How To Use "Very" in English

'Very' is one of those words that every professional English speaker must be familiar with. In this lesson, we will discuss how to learn and use it.

'Very' as an Adverb

As stated above, 'very' can function as an adverb. Let us see what kind of an adverb it is, below:

Use

'Very' as an Intensifier

'Very' as an intensifier mainly modifies adjectives, adverbs, etc., and emphasizes them to a higher degree. However, below we are going to learn all about its different meanings as an adverb:

  • It means 'extremely':

I still cannot understand why she got very angry at me.

You have very piercing eyes, Martha.

  • When we want to emphasize that something was said/done before, it mainly comes before 'same':

This is exactly the very same thing we did last time.

Am I the only one who thinks this is the very same thing I said a few minutes ago?

  • When we want to emphasize something belongs to someone, we use it before 'own':

No one can stop me cause it's my very own money.

Stop it mom! It's his very own car!

  • When we want to emphasize superlative adjectives, we use 'very' before them:

In the very least, we get to talk to you.

Here, 'least' is the superlative form of 'little'.

The very best thing you can do right now is to stay quite.

Position in a Sentence

Since 'very' is an adverb here, it mainly comes before adjectives, adverbs, or specific words like 'same', 'own', etc. Look below:

The very worst kind of girl you ever meet is her.

They told me the news and I got very sad.

Anna just said the very same thing, though.

'Very' as an Adjective

'Very' can also come before nouns and function as adjectives.
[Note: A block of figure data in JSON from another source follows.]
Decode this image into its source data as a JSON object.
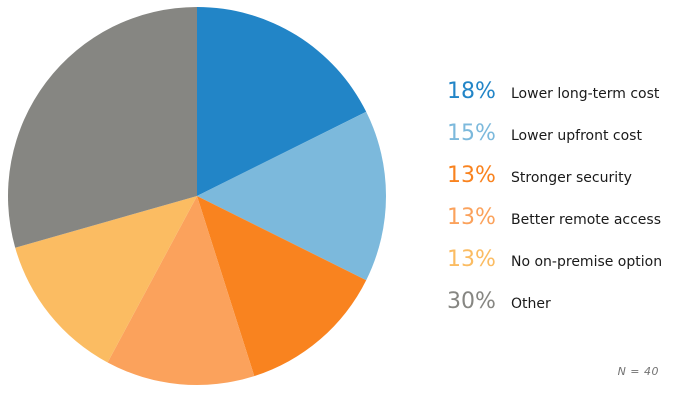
{
  "chart_data": {
    "type": "pie",
    "title": "",
    "direction": "clockwise",
    "start_angle_deg": 0,
    "legend_position": "right",
    "background_color": "#ffffff",
    "label_text_color": "#1a1a1a",
    "footnote": "N = 40",
    "footnote_color": "#727272",
    "slices": [
      {
        "label": "Lower long-term cost",
        "value": 18,
        "percent_label": "18%",
        "color": "#2285c7"
      },
      {
        "label": "Lower upfront cost",
        "value": 15,
        "percent_label": "15%",
        "color": "#7cb9dc"
      },
      {
        "label": "Stronger security",
        "value": 13,
        "percent_label": "13%",
        "color": "#f9831f"
      },
      {
        "label": "Better remote access",
        "value": 13,
        "percent_label": "13%",
        "color": "#fba25c"
      },
      {
        "label": "No on-premise option",
        "value": 13,
        "percent_label": "13%",
        "color": "#fbbc62"
      },
      {
        "label": "Other",
        "value": 30,
        "percent_label": "30%",
        "color": "#868682"
      }
    ]
  }
}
Below we are going to learn all about it:

Use

'Very' as an Attributive Adjective

'Very' can modify nouns that come after them; so, they go under the name of 'attributive adjectives'. Look at the following list for more clarification:

  • When we want to emphasize what we are saying:

So, you tell me this at this very moment?

As you can see, we have a noun after it.

A one-week break from everything is the very thing I need right now.

  • When we want to emphasize the time or place of something/someone, we use it:

They kissed at the very end of the movie.

The very reason we are doing this is because we still care for you.

Position in a Sentence

Attributive adjectives always come before the nouns they are modifying. So, 'very' always precedes the noun. Look at the following examples:

The very thought of going back to my ex makes me wanna vomit.

Being an extrovert is in your very nature.

Idioms and Expressions with 'Very'

We only have one idiom with 'very' and we are going to learn about it below:

  • Before/in front of one's very eyes: When something happens in the presence of someone, we use it:

Right before my very eyes, he took her hand and left.

The students shouted at the manager before the governor's very eyes.